# Best Gotcha lure/ Setup



## Awhite08

Thinking about buying a couple Gotcha's. Which are the best to buy around here and do i put them on a leader or what? Thanks for the help


----------



## SHAKE N' BAKE

I like to use the one with the red head and the bucktail hair at the back of it. I usually rig it with about a 6 to 8 inch piece of brown wire in the 30 to 40 pound range. If they're not biting the one with wire then i'll use 40 to 50 pound flouracarbon.


----------



## -WiRtH-

I use 7/8 oz chrome with either color head and about 18-24 inches of 50 monofilament leader and generally do very well


----------



## leeroy87

1 ounce red/yellow head white body. 12-14 inches 60-80lbs mono/floro leader. spanish/ladys all day. dont use the swivels with the clasps on them, they are way too bulky and sometimes they will even go for the clasp and bite off the entire setup.


----------



## Rekless1

Do ya'll tie the leader straight to the line or use a swivel?


----------



## Breeze

I had two of them, one got snagged and lost it. The one I still have is a red head with a silver body. Normally use it with the short steel leader the bait shop told me to use with it. Never caught anything on that one.

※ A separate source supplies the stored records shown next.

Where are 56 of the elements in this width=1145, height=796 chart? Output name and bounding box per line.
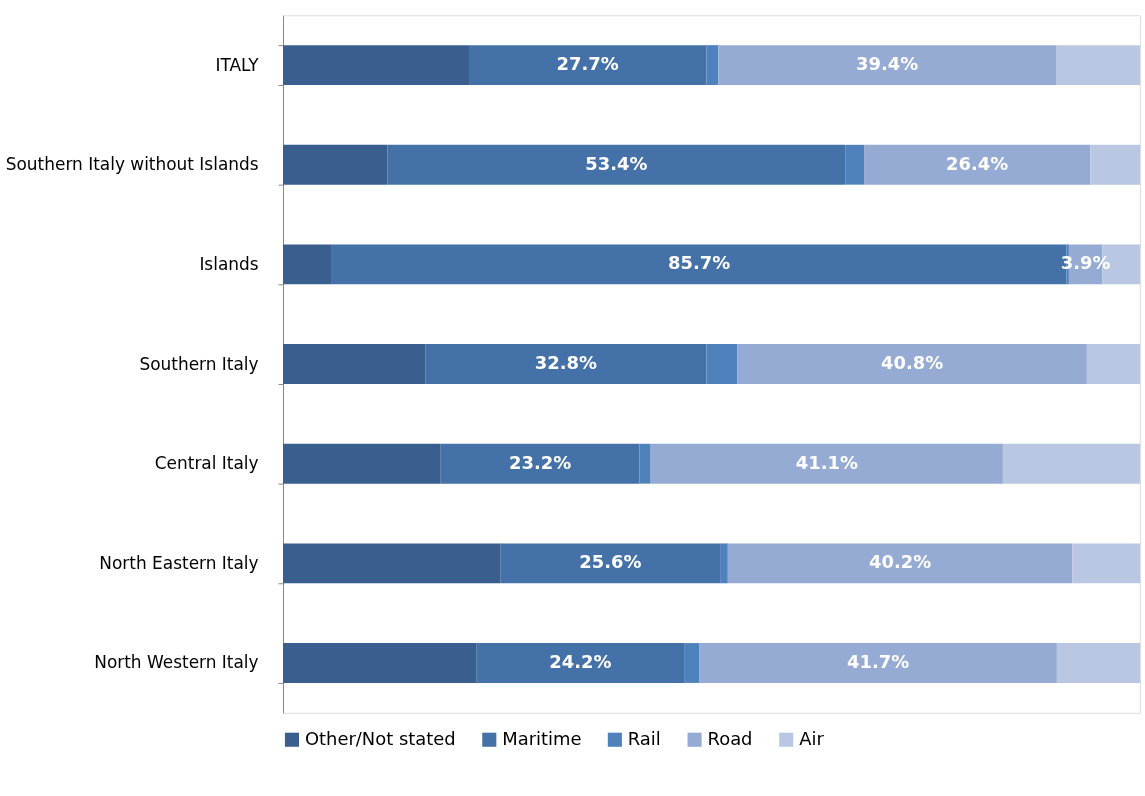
bar <box>1056 643 1141 683</box>
bar <box>283 244 332 285</box>
bar <box>727 543 1073 584</box>
bar <box>283 543 501 584</box>
bar <box>283 344 426 384</box>
data-label: 24.2% <box>549 650 612 672</box>
y-tick-label: North Western Italy <box>94 652 259 673</box>
legend-label: Maritime <box>502 727 582 749</box>
bar <box>650 443 1003 484</box>
legend-label: Other/Not stated <box>304 727 456 749</box>
bar <box>720 543 728 584</box>
bar <box>476 643 685 683</box>
data-label: 53.4% <box>585 152 648 174</box>
y-tick-label: Southern Italy without Islands <box>5 154 259 175</box>
bar <box>283 45 469 86</box>
bar <box>500 543 721 584</box>
data-label: 40.2% <box>868 551 932 573</box>
legend-label: Air <box>799 727 825 749</box>
bar <box>387 144 846 185</box>
bar <box>1086 344 1141 384</box>
bar <box>440 443 640 484</box>
bar <box>639 443 651 484</box>
bar <box>718 45 1057 86</box>
data-label: 85.7% <box>667 252 731 274</box>
y-tick-label: ITALY <box>215 54 260 75</box>
bar <box>737 344 1087 384</box>
bar <box>845 144 865 185</box>
bar <box>283 643 477 683</box>
bar <box>283 144 388 185</box>
bar <box>699 643 1057 683</box>
bar <box>283 443 441 484</box>
bar <box>706 344 738 384</box>
data-label: 27.7% <box>556 53 619 75</box>
data-label: 39.4% <box>856 53 919 75</box>
bar <box>425 344 707 384</box>
data-label: 25.6% <box>579 551 642 573</box>
legend-label: Road <box>707 727 753 749</box>
data-label: 41.7% <box>847 650 910 672</box>
data-label: 40.8% <box>880 352 944 374</box>
data-label: 26.4% <box>946 152 1009 174</box>
bar <box>864 144 1091 185</box>
bar <box>1090 144 1141 185</box>
bar <box>468 45 707 86</box>
y-tick-label: Central Italy <box>154 453 259 474</box>
data-label: 23.2% <box>509 451 572 473</box>
data-label: 41.1% <box>795 451 858 473</box>
bar <box>706 45 719 86</box>
bar <box>1056 45 1141 86</box>
legend-label: Rail <box>627 727 661 749</box>
bar <box>1072 543 1141 584</box>
y-tick-label: Southern Italy <box>139 353 259 374</box>
bar <box>1002 443 1141 484</box>
data-label: 32.8% <box>534 352 597 374</box>
bar <box>684 643 700 683</box>
y-tick-label: Islands <box>199 253 259 274</box>
y-tick-label: North Eastern Italy <box>99 552 259 573</box>
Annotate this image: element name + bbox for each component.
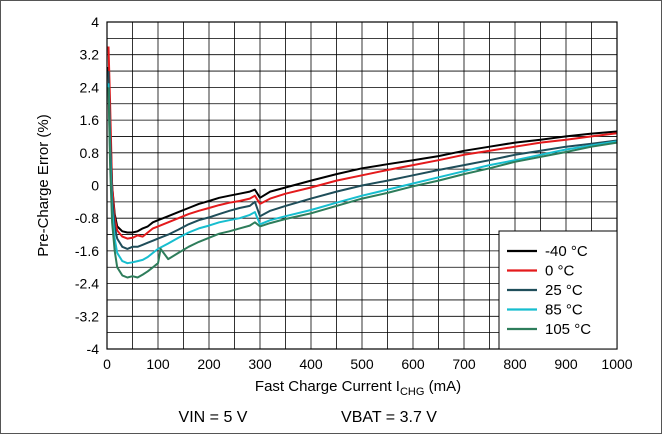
y-tick-label: 0 [91, 178, 99, 194]
series-line-3 [107, 83, 618, 265]
y-tick-labels: 4 3.2 2.4 1.6 0.8 0 -0.8 -1.6 -2.4 -3.2 -4 [75, 14, 99, 357]
x-axis-label-subscript: CHG [400, 386, 424, 398]
series-line-0 [107, 66, 618, 234]
x-tick-label: 700 [452, 356, 476, 372]
legend: -40 °C 0 °C 25 °C 85 °C 105 °C [498, 230, 618, 350]
y-axis-label: Pre-Charge Error (%) [35, 114, 52, 257]
legend-label: 105 °C [545, 321, 591, 338]
x-tick-label: 600 [401, 356, 425, 372]
y-tick-label: 1.6 [80, 112, 100, 128]
x-tick-label: 300 [248, 356, 272, 372]
y-tick-label: 2.4 [80, 79, 100, 95]
x-axis-label-unit: (mA) [424, 378, 461, 395]
x-axis-label-main: Fast Charge Current I [255, 378, 400, 395]
series-lines [107, 46, 618, 279]
plot-border [106, 21, 618, 350]
x-tick-label: 800 [503, 356, 527, 372]
y-tick-label: 3.2 [80, 47, 100, 63]
y-tick-label: -3.2 [75, 308, 99, 324]
y-tick-label: -0.8 [75, 210, 99, 226]
legend-label: 25 °C [545, 282, 583, 299]
y-tick-label: 0.8 [80, 145, 100, 161]
condition-vin: VIN = 5 V [179, 409, 248, 426]
x-tick-label: 0 [103, 356, 111, 372]
y-tick-label: -1.6 [75, 243, 99, 259]
condition-vbat: VBAT = 3.7 V [341, 409, 437, 426]
y-tick-label: -4 [87, 341, 100, 357]
x-tick-label: 400 [299, 356, 323, 372]
series-line-1 [107, 46, 618, 240]
x-tick-label: 1000 [601, 356, 632, 372]
x-axis-label: Fast Charge Current ICHG (mA) [255, 378, 461, 398]
legend-label: -40 °C [545, 243, 588, 260]
x-tick-label: 900 [554, 356, 578, 372]
legend-label: 0 °C [545, 263, 575, 280]
series-line-4 [107, 87, 618, 279]
x-tick-label: 100 [146, 356, 170, 372]
series-line-2 [107, 71, 618, 250]
x-tick-labels: 0 100 200 300 400 500 600 700 800 900 1000 [103, 356, 633, 372]
y-tick-label: -2.4 [75, 276, 99, 292]
x-tick-label: 200 [197, 356, 221, 372]
legend-label: 85 °C [545, 302, 583, 319]
x-tick-label: 500 [350, 356, 374, 372]
y-tick-label: 4 [91, 14, 99, 30]
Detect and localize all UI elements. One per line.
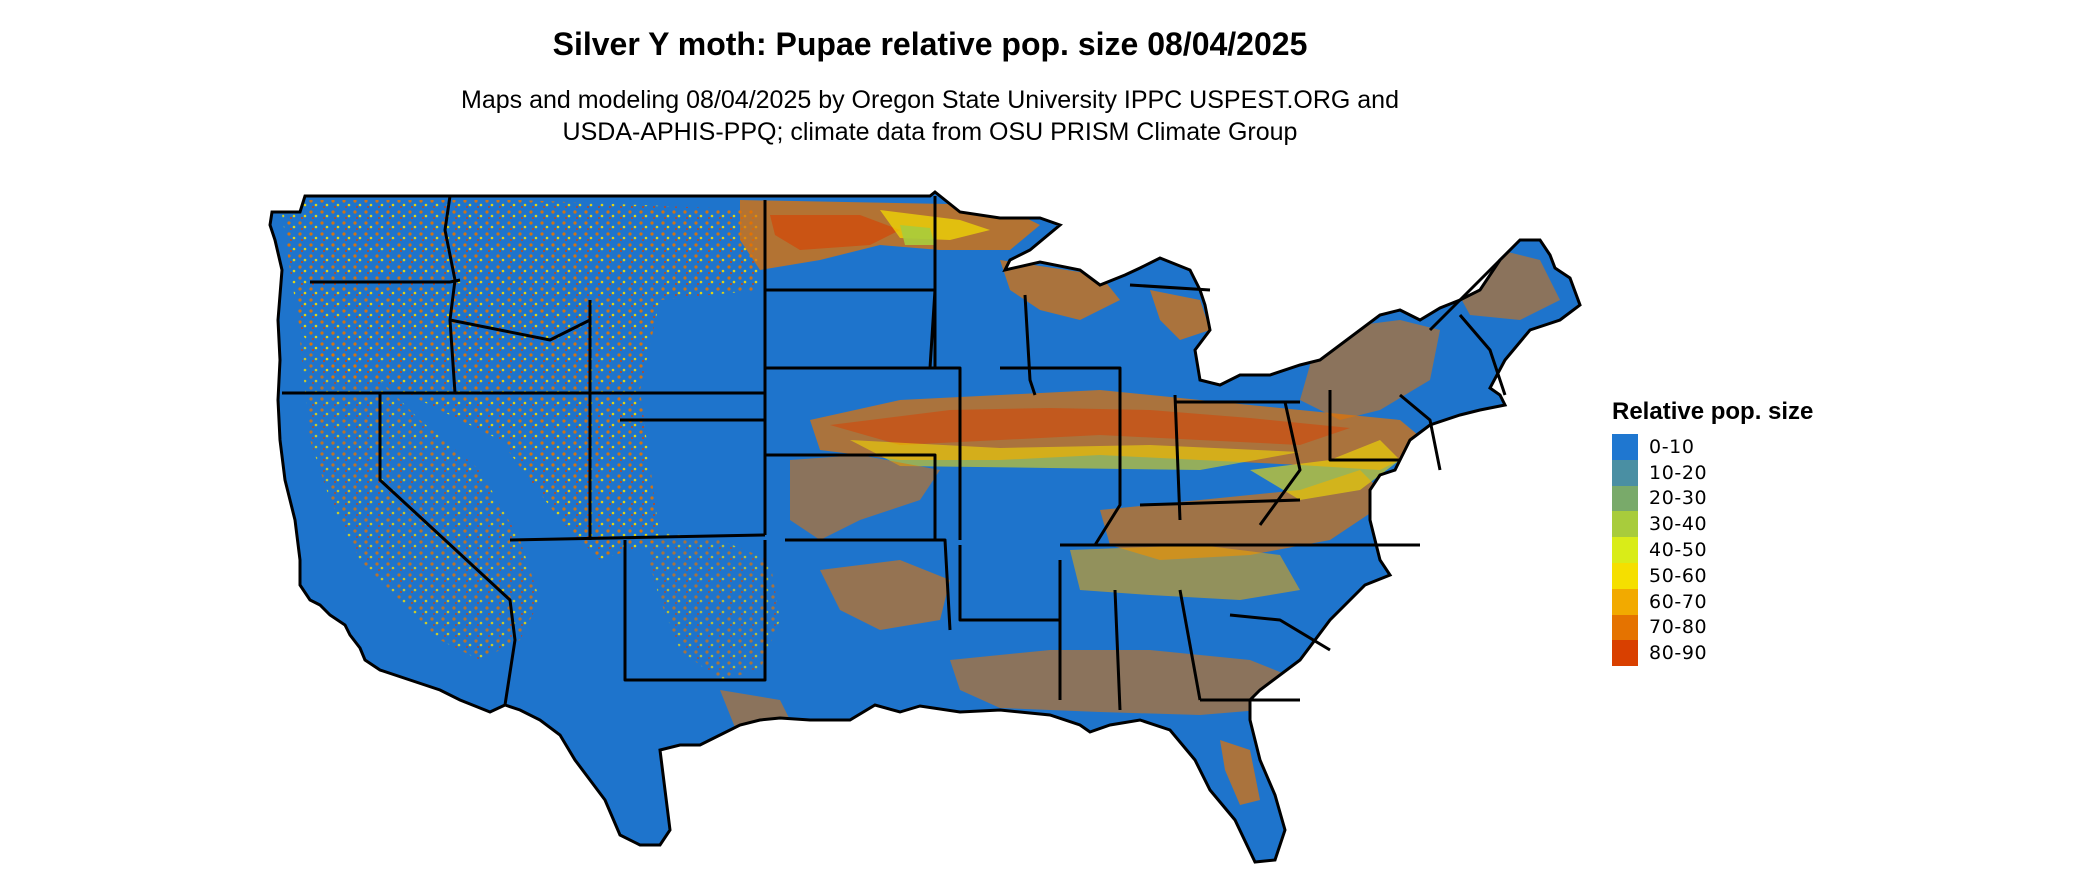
- legend-label: 0-10: [1649, 435, 1695, 458]
- legend-item: 70-80: [1612, 614, 1932, 641]
- legend-swatch: [1612, 537, 1638, 563]
- legend-item: 20-30: [1612, 485, 1932, 512]
- legend-swatch: [1612, 434, 1638, 460]
- legend-label: 70-80: [1649, 616, 1708, 639]
- legend-label: 50-60: [1649, 564, 1708, 587]
- state-borders: [282, 195, 1507, 711]
- map-subtitle: Maps and modeling 08/04/2025 by Oregon S…: [0, 84, 1860, 148]
- legend: Relative pop. size 0-10 10-20 20-30 30-40 40…: [1612, 398, 1932, 667]
- legend-item: 30-40: [1612, 511, 1932, 538]
- legend-item: 50-60: [1612, 562, 1932, 589]
- legend-label: 10-20: [1649, 461, 1708, 484]
- subtitle-line-2: USDA-APHIS-PPQ; climate data from OSU PR…: [562, 118, 1298, 146]
- legend-title: Relative pop. size: [1612, 398, 1814, 425]
- legend-item: 40-50: [1612, 537, 1932, 563]
- legend-label: 80-90: [1649, 642, 1708, 665]
- legend-item: 0-10: [1612, 434, 1932, 460]
- legend-swatch: [1612, 459, 1638, 486]
- heat-layer: [270, 192, 1580, 862]
- us-map-svg: [268, 190, 1582, 864]
- legend-swatch: [1612, 562, 1638, 589]
- us-heat-map: [260, 180, 1590, 890]
- legend-label: 20-30: [1649, 487, 1708, 510]
- legend-label: 40-50: [1649, 539, 1708, 562]
- legend-swatch: [1612, 485, 1638, 512]
- legend-label: 60-70: [1649, 590, 1708, 613]
- legend-item: 80-90: [1612, 640, 1932, 667]
- legend-items: 0-10 10-20 20-30 30-40 40-50 50-60 60-70 70-80 8…: [1612, 434, 1932, 667]
- subtitle-line-1: Maps and modeling 08/04/2025 by Oregon S…: [461, 86, 1399, 114]
- legend-swatch: [1612, 640, 1638, 667]
- legend-swatch: [1612, 588, 1638, 615]
- legend-item: 10-20: [1612, 459, 1932, 486]
- map-title: Silver Y moth: Pupae relative pop. size …: [552, 26, 1308, 62]
- legend-item: 60-70: [1612, 588, 1932, 615]
- legend-label: 30-40: [1649, 513, 1708, 536]
- legend-swatch: [1612, 511, 1638, 538]
- legend-swatch: [1612, 614, 1638, 641]
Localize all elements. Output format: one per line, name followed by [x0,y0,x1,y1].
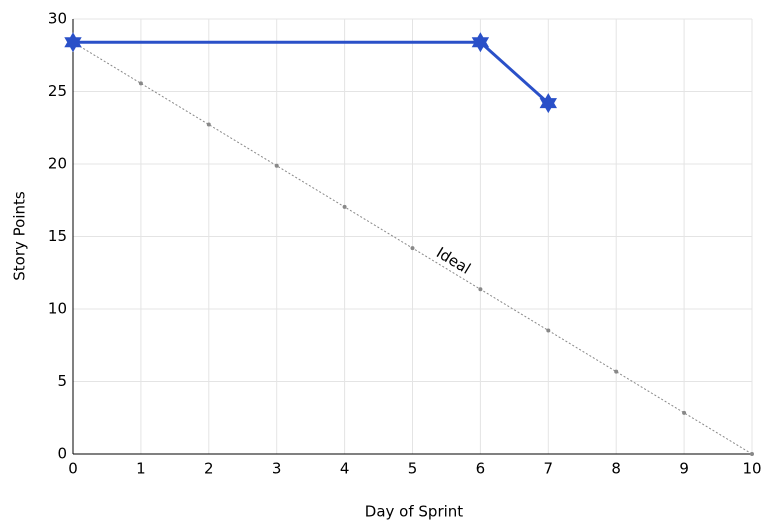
x-tick-label: 0 [68,460,78,478]
dot-marker [614,369,619,374]
x-tick-label: 6 [476,460,486,478]
dot-marker [410,246,415,251]
dot-marker [682,410,687,415]
y-tick-label: 5 [57,372,67,390]
dot-marker [342,204,347,209]
y-tick-label: 10 [48,300,67,318]
y-tick-label: 25 [48,82,67,100]
x-tick-label: 8 [611,460,621,478]
y-tick-label: 15 [48,227,67,245]
y-axis-label: Story Points [11,191,29,281]
dot-marker [138,81,143,86]
dot-marker [206,122,211,127]
dot-marker [478,287,483,292]
y-tick-label: 30 [48,10,67,28]
x-tick-label: 3 [272,460,282,478]
dot-marker [274,163,279,168]
x-tick-label: 1 [136,460,146,478]
star-marker [64,32,82,53]
dot-marker [750,452,754,456]
dot-marker [546,328,551,333]
x-tick-label: 10 [742,460,761,478]
x-axis-label: Day of Sprint [365,503,463,521]
x-tick-label: 2 [204,460,214,478]
x-tick-label: 9 [679,460,689,478]
x-tick-label: 7 [544,460,554,478]
y-tick-label: 20 [48,155,67,173]
x-tick-label: 5 [408,460,418,478]
star-marker [471,32,490,53]
star-marker [539,93,557,114]
actual-line [73,40,550,105]
x-tick-label: 4 [340,460,350,478]
y-tick-label: 0 [57,445,67,463]
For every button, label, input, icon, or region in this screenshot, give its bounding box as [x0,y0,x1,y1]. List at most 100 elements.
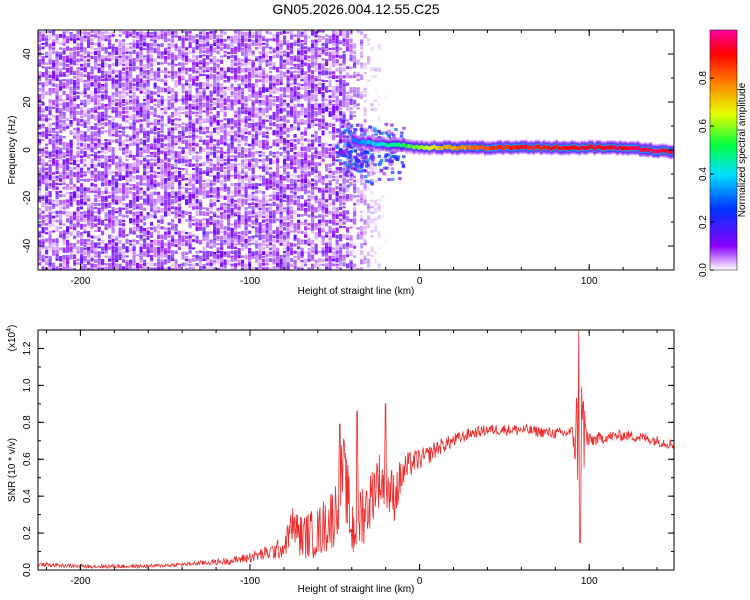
noise-cell [300,62,304,68]
noise-cell [108,180,112,184]
transition-cell [365,150,369,154]
noise-cell [73,211,77,215]
noise-cell [304,186,308,191]
noise-cell [192,99,196,103]
noise-cell [94,106,98,112]
noise-cell [335,234,339,239]
noise-cell [258,91,262,96]
noise-cell [90,110,94,113]
noise-cell [139,34,143,39]
chart-title: GN05.2026.004.12.55.C25 [272,1,440,17]
noise-cell [90,246,94,253]
noise-cell [101,75,105,78]
noise-cell [234,246,238,249]
noise-cell [199,219,203,226]
noise-cell [251,206,255,211]
noise-cell [153,254,157,257]
noise-cell [167,227,171,231]
noise-cell [234,170,238,176]
noise-cell [139,234,143,241]
noise-cell [206,110,210,116]
noise-cell [192,131,196,137]
noise-cell [304,151,308,157]
noise-cell [314,226,318,231]
noise-cell [311,246,315,251]
noise-cell [230,142,234,149]
noise-cell [307,159,311,165]
noise-cell [125,115,129,119]
noise-cell [192,174,196,181]
noise-cell [342,195,346,202]
noise-cell [132,114,136,121]
noise-cell [80,250,84,256]
noise-cell [185,255,189,259]
noise-cell [216,87,220,91]
noise-cell [129,34,133,37]
transition-cell [336,155,340,158]
noise-cell [276,46,280,51]
noise-cell [97,87,101,92]
noise-cell [45,130,49,137]
noise-cell [318,74,322,79]
noise-cell [115,250,119,257]
noise-cell [171,67,175,73]
noise-cell [59,231,63,235]
noise-cell [272,266,276,270]
noise-cell [181,126,185,132]
noise-cell [55,115,59,120]
noise-cell [234,102,238,106]
noise-cell [300,83,304,87]
noise-cell [311,115,315,122]
noise-cell [227,38,231,41]
noise-cell [143,67,147,73]
noise-cell [199,226,203,231]
noise-cell [293,139,297,143]
noise-cell [181,111,185,114]
noise-cell [237,43,241,50]
noise-cell [164,171,168,176]
noise-cell [230,202,234,207]
noise-cell [335,186,339,190]
noise-cell [160,78,164,82]
noise-cell [59,222,63,226]
noise-cell [136,39,140,44]
noise-cell [48,170,52,174]
noise-cell [38,106,42,113]
noise-cell [297,87,301,91]
noise-cell [332,123,336,127]
noise-cell [192,139,196,144]
noise-cell [174,55,178,61]
noise-cell [52,59,56,66]
transition-cell [368,125,372,129]
noise-cell [97,226,101,232]
noise-cell [248,223,252,228]
noise-cell [118,158,122,164]
noise-cell [304,62,308,67]
noise-cell [45,227,49,231]
noise-cell [209,31,213,34]
noise-cell [374,67,378,72]
noise-cell [332,59,336,64]
noise-cell [129,262,133,267]
noise-cell [153,31,157,38]
noise-cell [307,206,311,212]
noise-cell [209,262,213,267]
noise-cell [48,34,52,39]
noise-cell [129,82,133,87]
noise-cell [297,214,301,217]
noise-cell [192,47,196,52]
transition-cell [336,146,340,149]
noise-cell [241,147,245,153]
noise-cell [111,150,115,157]
noise-cell [213,230,217,237]
noise-cell [66,151,70,154]
noise-cell [87,135,91,140]
noise-cell [76,159,80,162]
noise-cell [101,174,105,181]
transition-cell [358,163,362,167]
noise-cell [297,82,301,87]
noise-cell [185,90,189,97]
transition-cell [373,129,377,133]
noise-cell [192,50,196,54]
noise-cell [269,75,273,81]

The other one was red and gold, only thing I caught on it was a huge flounder when I was bouncing it off the bottom one night... the flounder got off the hook just as I was getting the net under him and the lure sprung straight up in the air and got tangled on the wiring for the light on 3 mile bridge... so if you want an extra one and are brave enough to climb over the railing to try to get it, its still there.... 

Everyone says they work good but I have not had any luck on them for anything but that one flounder......


----------



## johnboatjosh

Gotcha's of all sizes may be the best "catch all" lure in saltwater. I like to fish them on a 40-60 lb floro leader. No swivel. Spanish love to cut you off by going after the swivel. Uni to Uni knot to connect leader to line. My fishing partner and I have caught everything from AJ's to sailcat on Gotcha's. It is one of the things I ALWAYS have rigged on a rod before climbing in the boat.


----------



## islandmanmitch

johnboatjosh said:


> Gotcha's of all sizes may be the best "catch all" lure in saltwater.


I have to agree.


----------



## leeroy87

i have trouble with the type of line i use for uni to uni knots. so i spray paint my swivels black or just buy the black ones. 

I also tend to have "action" problems when i don't use a swivel.


----------



## Rekless1

Thanks a bunch! I lost several last year, knew there had to be a better way. I lost some of them to porpoiseswho stole ladyfish along with my gotchas!


----------